When the Bible says to “give thanks in all circumstances,” God is not telling us to give thanks FOR all circumstances. There is a difference, and I think it’s significant.
To give thanks in all circumstances is to notice where new life is sprouting, where hints of spring are breaking through a frozen ground. It’s to sift through the ashes to see what remains, what will rise up. It’s the audacious act of claiming there is still hope where there seems to be none. It’s stubbornly clinging to the promise that life comes from death, that this is not the end of the Story.

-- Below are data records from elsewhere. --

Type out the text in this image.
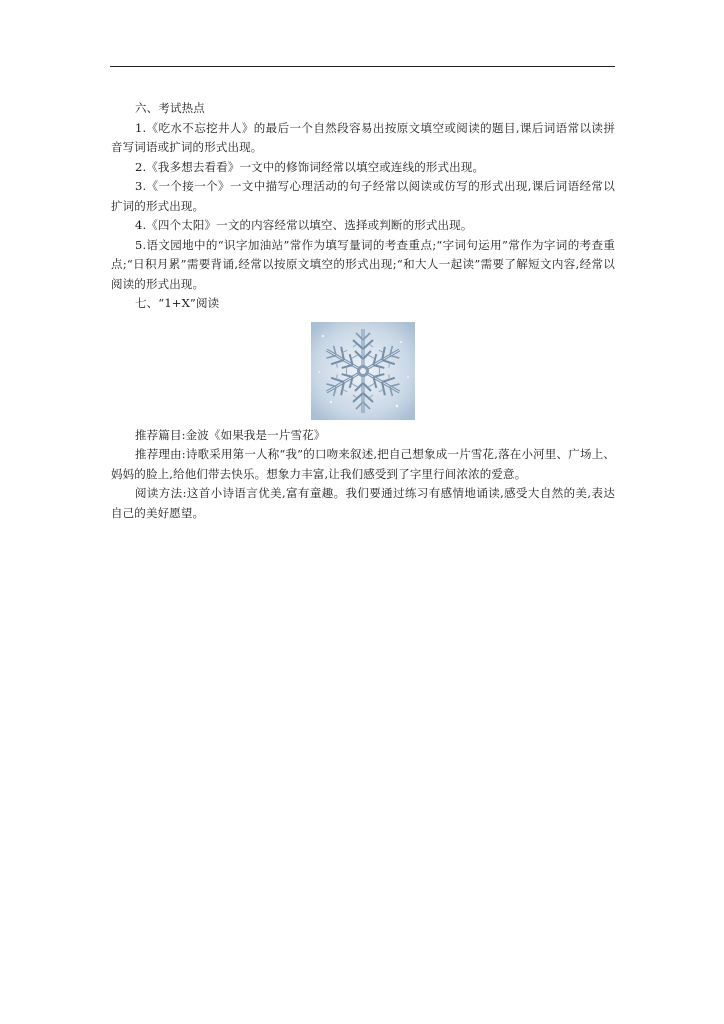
六、考试热点

1.《吃水不忘挖井人》的最后一个自然段容易出按原文填空或阅读的题目,课后词语常以读拼音写词语或扩词的形式出现。

2.《我多想去看看》一文中的修饰词经常以填空或连线的形式出现。

3.《一个接一个》一文中描写心理活动的句子经常以阅读或仿写的形式出现,课后词语经常以扩词的形式出现。

4.《四个太阳》一文的内容经常以填空、选择或判断的形式出现。

5.语文园地中的“识字加油站”常作为填写量词的考查重点;“字词句运用”常作为字词的考查重点;“日积月累”需要背诵,经常以按原文填空的形式出现;“和大人一起读”需要了解短文内容,经常以阅读的形式出现。

七、“1+X”阅读

推荐篇目:金波《如果我是一片雪花》

推荐理由:诗歌采用第一人称“我”的口吻来叙述,把自己想象成一片雪花,落在小河里、广场上、妈妈的脸上,给他们带去快乐。想象力丰富,让我们感受到了字里行间浓浓的爱意。

阅读方法:这首小诗语言优美,富有童趣。我们要通过练习有感情地诵读,感受大自然的美,表达自己的美好愿望。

I am watching my friends live this out so beautifully as they journey through cancer with their young daughter. They regularly choose to find reasons to give thanks in what is the darkest season of their lives at this point.
But they aren’t giving thanks FOR their daughter’s cancer.
To give thanks FOR all circumstances is to say that the situation itself (rather than what might arise from it) is good. We risk calling good what is evil.
And when we do this, we skew the vision of God’s creation and recreation. We present (to ourselves or to others) the idea that the world as it is, with all of its bruises and scars and brambles and deep pain, is what God intended for us. We turn God into a cruel or distant being who wants us to say thank you for injustice, inhumane suffering, and evil.
By all means, look for things to give thanks for in the hardest seasons, in the biggest instances of injustice and evil. Look for ways that God might be working, that God might be meeting you in the midst of the pain. Cling to the hope and the promises and the new creation as if your life depends on it.